When asked to address Michele Bachmann’s suggestion that Gov. Perry was trying to scratch the back of Mike Toomey, his former chief of staff who went on to work for Merck, Craig Wilson lamented that it was “a great measure of the man”—“based on what we saw this man do, based on the measure of his actions and not his words and how he treated her with such dignity and respect and how he just genuinely and honestly cared for her.”
During the entire interview the Wilson’s did not hesitate to vouch for Gov. Perry’s motivations claiming that they “know politicians and not all of them do this” referring to the dignity which they say Perry showed Heather Burcham.

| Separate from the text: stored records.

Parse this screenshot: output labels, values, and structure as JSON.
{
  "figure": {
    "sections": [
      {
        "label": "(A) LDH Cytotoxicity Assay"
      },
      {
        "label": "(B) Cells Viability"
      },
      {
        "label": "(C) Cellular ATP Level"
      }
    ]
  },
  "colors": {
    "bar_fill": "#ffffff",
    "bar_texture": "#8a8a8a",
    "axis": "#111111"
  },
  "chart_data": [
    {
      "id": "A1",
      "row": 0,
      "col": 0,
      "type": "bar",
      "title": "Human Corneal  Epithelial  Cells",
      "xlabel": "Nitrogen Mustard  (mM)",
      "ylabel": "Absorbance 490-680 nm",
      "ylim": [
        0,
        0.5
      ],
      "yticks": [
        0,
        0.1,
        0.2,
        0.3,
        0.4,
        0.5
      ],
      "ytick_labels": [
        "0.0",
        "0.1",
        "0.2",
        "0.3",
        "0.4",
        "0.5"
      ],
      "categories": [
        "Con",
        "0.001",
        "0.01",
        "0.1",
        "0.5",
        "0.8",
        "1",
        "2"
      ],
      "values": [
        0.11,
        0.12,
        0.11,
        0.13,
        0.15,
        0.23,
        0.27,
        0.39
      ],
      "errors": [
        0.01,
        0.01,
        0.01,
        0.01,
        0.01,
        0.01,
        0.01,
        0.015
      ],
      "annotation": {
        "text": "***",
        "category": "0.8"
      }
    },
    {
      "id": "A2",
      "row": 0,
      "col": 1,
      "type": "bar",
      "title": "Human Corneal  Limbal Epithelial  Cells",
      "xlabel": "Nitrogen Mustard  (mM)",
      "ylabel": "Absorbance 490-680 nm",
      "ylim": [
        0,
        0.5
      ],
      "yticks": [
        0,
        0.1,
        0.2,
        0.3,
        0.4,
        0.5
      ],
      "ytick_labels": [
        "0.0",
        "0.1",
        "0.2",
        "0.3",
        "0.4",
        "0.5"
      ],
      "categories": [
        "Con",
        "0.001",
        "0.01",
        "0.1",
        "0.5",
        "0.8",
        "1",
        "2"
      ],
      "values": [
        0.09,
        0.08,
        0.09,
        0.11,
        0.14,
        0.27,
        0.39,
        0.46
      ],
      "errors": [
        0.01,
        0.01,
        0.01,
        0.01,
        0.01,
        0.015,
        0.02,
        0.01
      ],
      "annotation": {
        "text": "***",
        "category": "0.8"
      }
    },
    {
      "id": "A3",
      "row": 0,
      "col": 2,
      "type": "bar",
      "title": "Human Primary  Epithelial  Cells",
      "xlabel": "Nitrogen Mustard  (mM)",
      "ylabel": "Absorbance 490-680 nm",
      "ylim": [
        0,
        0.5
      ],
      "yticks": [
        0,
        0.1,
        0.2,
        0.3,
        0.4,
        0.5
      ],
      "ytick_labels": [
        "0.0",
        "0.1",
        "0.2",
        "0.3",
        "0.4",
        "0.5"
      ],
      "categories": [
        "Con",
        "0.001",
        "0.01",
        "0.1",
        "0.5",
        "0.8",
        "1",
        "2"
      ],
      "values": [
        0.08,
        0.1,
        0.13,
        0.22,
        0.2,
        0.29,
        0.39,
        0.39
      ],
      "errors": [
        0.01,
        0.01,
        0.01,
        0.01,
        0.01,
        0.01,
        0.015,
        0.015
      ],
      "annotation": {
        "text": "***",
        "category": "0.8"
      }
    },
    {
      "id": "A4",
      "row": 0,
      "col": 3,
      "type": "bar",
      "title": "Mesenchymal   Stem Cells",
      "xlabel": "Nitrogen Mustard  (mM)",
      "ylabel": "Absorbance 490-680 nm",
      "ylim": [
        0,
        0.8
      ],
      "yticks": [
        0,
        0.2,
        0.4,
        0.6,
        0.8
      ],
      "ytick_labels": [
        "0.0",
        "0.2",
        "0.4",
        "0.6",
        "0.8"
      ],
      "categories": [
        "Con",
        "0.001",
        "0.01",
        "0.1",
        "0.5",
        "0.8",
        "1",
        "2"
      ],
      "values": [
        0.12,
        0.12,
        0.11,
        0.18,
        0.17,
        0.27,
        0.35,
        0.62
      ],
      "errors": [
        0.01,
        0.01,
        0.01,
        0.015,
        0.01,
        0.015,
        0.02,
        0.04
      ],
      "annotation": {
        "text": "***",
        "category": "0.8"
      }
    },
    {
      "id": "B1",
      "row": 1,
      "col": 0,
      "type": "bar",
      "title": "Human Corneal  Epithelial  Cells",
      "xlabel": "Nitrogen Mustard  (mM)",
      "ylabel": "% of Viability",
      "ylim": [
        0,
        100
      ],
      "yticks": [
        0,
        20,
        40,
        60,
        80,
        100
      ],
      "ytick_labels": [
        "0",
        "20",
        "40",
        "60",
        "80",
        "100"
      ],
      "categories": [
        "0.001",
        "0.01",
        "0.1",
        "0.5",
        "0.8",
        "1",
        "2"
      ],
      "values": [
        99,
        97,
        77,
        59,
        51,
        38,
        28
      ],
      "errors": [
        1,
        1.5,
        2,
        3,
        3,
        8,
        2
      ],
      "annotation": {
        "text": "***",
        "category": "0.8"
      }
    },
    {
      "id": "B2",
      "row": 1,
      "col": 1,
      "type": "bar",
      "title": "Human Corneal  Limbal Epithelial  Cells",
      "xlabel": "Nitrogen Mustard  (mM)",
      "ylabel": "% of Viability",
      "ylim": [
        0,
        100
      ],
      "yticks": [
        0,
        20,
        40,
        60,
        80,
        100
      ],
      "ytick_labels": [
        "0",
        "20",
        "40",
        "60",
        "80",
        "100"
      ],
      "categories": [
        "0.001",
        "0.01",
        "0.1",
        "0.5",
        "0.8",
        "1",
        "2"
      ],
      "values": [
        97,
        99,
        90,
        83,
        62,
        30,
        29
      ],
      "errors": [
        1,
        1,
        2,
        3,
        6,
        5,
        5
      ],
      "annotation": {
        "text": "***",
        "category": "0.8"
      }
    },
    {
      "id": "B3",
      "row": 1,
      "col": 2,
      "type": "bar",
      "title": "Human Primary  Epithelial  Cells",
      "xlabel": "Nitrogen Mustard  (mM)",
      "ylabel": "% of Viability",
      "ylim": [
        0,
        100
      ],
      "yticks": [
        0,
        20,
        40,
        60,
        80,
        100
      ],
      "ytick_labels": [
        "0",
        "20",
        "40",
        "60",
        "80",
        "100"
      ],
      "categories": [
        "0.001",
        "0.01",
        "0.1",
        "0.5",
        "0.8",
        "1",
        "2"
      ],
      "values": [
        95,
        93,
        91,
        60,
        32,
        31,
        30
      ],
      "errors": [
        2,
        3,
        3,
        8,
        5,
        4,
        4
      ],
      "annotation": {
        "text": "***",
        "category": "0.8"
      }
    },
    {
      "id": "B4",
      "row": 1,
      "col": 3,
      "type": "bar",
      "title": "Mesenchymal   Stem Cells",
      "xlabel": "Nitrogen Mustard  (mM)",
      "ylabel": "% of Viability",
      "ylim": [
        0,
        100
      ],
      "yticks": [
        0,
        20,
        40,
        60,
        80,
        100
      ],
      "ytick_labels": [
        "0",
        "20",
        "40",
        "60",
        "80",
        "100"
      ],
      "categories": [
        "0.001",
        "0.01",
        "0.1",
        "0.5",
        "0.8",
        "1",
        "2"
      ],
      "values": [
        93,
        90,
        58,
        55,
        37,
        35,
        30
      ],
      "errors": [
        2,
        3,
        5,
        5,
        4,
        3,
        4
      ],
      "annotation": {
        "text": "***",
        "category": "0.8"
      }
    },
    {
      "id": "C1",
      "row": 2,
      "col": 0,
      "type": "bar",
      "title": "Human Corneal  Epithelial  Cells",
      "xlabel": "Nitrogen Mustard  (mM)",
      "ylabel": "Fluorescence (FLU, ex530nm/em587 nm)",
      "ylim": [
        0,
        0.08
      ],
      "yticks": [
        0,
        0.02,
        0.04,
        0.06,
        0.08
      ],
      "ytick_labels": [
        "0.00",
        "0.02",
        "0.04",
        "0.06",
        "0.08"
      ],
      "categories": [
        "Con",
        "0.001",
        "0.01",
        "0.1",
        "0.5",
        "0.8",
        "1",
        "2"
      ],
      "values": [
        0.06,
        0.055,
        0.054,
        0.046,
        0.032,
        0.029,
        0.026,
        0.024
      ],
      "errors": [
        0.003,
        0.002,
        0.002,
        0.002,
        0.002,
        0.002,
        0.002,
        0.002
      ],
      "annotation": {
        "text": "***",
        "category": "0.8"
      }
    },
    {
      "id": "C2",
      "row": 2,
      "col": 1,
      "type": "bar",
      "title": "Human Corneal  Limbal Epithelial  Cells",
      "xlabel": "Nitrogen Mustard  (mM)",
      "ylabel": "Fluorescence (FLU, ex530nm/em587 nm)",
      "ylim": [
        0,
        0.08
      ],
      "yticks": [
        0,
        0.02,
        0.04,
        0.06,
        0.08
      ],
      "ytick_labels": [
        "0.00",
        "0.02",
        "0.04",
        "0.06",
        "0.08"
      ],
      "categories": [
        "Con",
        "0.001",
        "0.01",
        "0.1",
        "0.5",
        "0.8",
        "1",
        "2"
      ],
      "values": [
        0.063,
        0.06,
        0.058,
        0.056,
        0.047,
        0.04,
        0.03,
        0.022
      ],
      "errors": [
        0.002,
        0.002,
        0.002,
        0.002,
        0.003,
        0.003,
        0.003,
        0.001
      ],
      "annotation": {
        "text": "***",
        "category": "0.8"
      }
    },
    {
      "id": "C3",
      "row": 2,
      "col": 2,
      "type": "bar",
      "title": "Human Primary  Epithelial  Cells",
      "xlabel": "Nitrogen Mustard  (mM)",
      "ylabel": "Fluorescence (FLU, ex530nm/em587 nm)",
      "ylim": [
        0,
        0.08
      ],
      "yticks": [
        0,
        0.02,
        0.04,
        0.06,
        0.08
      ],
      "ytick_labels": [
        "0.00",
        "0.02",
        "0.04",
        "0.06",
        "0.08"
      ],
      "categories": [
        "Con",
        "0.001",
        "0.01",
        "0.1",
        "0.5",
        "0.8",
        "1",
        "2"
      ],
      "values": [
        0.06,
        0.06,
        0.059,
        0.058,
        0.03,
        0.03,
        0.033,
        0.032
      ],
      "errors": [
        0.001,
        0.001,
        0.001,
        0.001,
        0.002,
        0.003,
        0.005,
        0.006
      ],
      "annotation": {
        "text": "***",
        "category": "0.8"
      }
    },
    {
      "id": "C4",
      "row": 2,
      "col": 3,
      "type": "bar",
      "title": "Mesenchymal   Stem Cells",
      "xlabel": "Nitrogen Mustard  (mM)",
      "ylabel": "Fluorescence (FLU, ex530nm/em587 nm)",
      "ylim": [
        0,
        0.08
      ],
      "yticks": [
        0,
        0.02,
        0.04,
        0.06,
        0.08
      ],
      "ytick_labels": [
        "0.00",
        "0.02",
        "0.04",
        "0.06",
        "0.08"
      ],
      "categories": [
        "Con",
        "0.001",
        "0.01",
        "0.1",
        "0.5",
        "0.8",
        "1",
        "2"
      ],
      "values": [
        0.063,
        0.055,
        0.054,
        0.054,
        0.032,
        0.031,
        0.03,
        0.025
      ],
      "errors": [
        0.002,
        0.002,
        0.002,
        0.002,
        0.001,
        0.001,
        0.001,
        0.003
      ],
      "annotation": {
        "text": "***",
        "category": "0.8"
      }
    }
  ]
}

As it turns out, Michele Bachman was right about the former staffer-turned-lobbyist Mike Toomey who, as noted, was Perry’s former chief of staff and a Merck lobbyist before and after he worked for Perry. Recently, Toomey co-founded a “super” political action committee that is expected to wage an expensive independent expenditure effort on Perry’s behalf in the 2012 presidential campaign.
The Merck vaccine "Gardasil", is also controversial because of its price--$360 for the three doses required over a six month stretch. Dr. Anne Francis, who chairs an American Academy of Pediatrics committee, believes “that Merck’s timing was a little bit premature,” she said, “so soon after release, before we have a picture of whether there are going to be any untoward side effects.” Merck, in another drug roll-out case withdrew Vioxx from public use when serious side effects emerged only after it was in wide use. Dr. Francis said it would have been better to wait awhile before mandating Gardasil usage. Importantly, Dr. Francis was also concerned about requiring a vaccine for a disease that is not communicable and which does not have a big public health impact.